Study: U.S. Economic Stability Just Luck

WASHINGTON -- Many have praised the brilliance of Alan Greenspan and his predecessor at the Federal Reserve helm for blunting the most savage swings of the U.S. business cycle. But there's a good chance most of what tamed the booms and tempered the busts was plain old dumb luck.

That's the finding of a paper by three researchers at the central bank's Washington-based Board of Governors who examined what might lie behind a marked decline in the volatility of U.S. economic growth since the mid-1980s.

Many analysts credit the skillful economic steering of Greenspan and inflation-slaying Paul Volcker, who preceded him as Fed chairman, for the improved performance.

Others have said the smoother pattern of growth in U.S. gross domestic product reflects better business practices, particularly the "just-in-time" speedy inventory management that new technologies made possible.
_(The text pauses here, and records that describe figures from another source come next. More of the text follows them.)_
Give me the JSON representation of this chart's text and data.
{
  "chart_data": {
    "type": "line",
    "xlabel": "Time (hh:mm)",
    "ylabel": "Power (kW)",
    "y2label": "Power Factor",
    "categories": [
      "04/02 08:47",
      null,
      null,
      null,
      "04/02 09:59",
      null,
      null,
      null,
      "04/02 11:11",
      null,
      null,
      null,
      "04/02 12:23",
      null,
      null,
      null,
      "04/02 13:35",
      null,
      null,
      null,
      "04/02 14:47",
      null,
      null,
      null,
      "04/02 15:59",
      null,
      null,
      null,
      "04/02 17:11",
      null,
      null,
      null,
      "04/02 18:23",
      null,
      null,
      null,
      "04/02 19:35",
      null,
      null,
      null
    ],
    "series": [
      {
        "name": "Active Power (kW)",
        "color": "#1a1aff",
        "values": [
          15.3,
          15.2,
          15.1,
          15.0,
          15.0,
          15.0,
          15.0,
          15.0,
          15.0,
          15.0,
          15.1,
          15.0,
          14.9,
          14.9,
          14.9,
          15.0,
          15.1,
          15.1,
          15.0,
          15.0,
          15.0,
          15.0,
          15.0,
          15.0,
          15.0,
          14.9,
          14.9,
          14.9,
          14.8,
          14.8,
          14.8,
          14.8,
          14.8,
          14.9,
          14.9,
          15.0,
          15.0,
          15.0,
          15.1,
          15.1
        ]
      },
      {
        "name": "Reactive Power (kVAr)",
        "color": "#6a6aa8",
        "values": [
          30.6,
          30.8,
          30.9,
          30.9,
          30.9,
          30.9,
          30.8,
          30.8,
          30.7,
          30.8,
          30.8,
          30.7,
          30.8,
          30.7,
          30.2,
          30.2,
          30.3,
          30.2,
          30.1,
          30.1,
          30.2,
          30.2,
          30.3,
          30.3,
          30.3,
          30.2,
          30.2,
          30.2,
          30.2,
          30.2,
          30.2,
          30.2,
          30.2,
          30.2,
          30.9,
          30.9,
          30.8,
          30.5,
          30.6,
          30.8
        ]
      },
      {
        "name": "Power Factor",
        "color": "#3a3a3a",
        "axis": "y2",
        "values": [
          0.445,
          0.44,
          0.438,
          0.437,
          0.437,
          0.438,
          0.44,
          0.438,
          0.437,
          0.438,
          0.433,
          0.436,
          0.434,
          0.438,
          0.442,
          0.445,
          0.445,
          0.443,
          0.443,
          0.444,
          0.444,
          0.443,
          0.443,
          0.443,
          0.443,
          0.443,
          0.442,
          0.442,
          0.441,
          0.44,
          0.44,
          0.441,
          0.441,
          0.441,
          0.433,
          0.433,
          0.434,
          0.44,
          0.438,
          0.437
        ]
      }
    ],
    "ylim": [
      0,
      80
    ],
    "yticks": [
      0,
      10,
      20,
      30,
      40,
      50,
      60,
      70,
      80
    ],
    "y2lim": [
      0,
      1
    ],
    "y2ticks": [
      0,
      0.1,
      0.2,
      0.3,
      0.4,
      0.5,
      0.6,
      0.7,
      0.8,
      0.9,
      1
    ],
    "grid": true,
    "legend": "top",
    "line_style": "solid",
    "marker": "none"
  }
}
But researchers Shaghil Ahmed, Andrew Levin and Beth Anne Wilson say the apparent flattening of the peaks and valleys in the boom-bust cycle -- and the little fits and starts in between -- seems to be mostly down to chance.

"Although better practices and better monetary policies have played some role in explaining the decline of U.S. output volatility in the past 10 to 15 years, good luck is probably the leading explanation," they said in a paper recently posted on the Fed's web site.

In the U.S. boom years of the 1990s, some had ventured so far as to proclaim the business cycle dead. How alive it is has since become abundantly and painfully clear -- just ask the 1.6 million Americans who lost their jobs last year.

Still, the fact that volatility has been lower is not in dispute.

From 1960 through 1983, annual rates of real GDP growth gyrated wildly quarter to quarter, with the annual rate dipping as low as a contraction of 8 percent and spiking as high as plus 15 percent -- a 23 percentage point swing.

Since then, growth from one quarter to the next has followed a much more even path, with changes in GDP oscillating in a relatively contained 11-point range. What's more, there have been only two recessions, both brief and shallow by historical standards, with the most recent appearing to have ended early this year.

The Fed researchers determined that the volatility of growth had been cut in half. But why?

If it had been mostly due to better monetary policy, the downward shift should be most evident in the tempering of business cycle peaks and troughs, while better inventory management would likely smooth growth within a cycle.

But the researchers found volatility reduced in equal proportion whether gauging it over the course of full cycles, or examining the shorter-run changes in GDP in between.

It seemed unlikely that better policy and business practices would have such an equal impact, and the researchers reasoned that volatility had been reduced because of fewer and smaller shocks to the economy.

In other words, luck was due the credit, a finding that withstood their further econometric testing.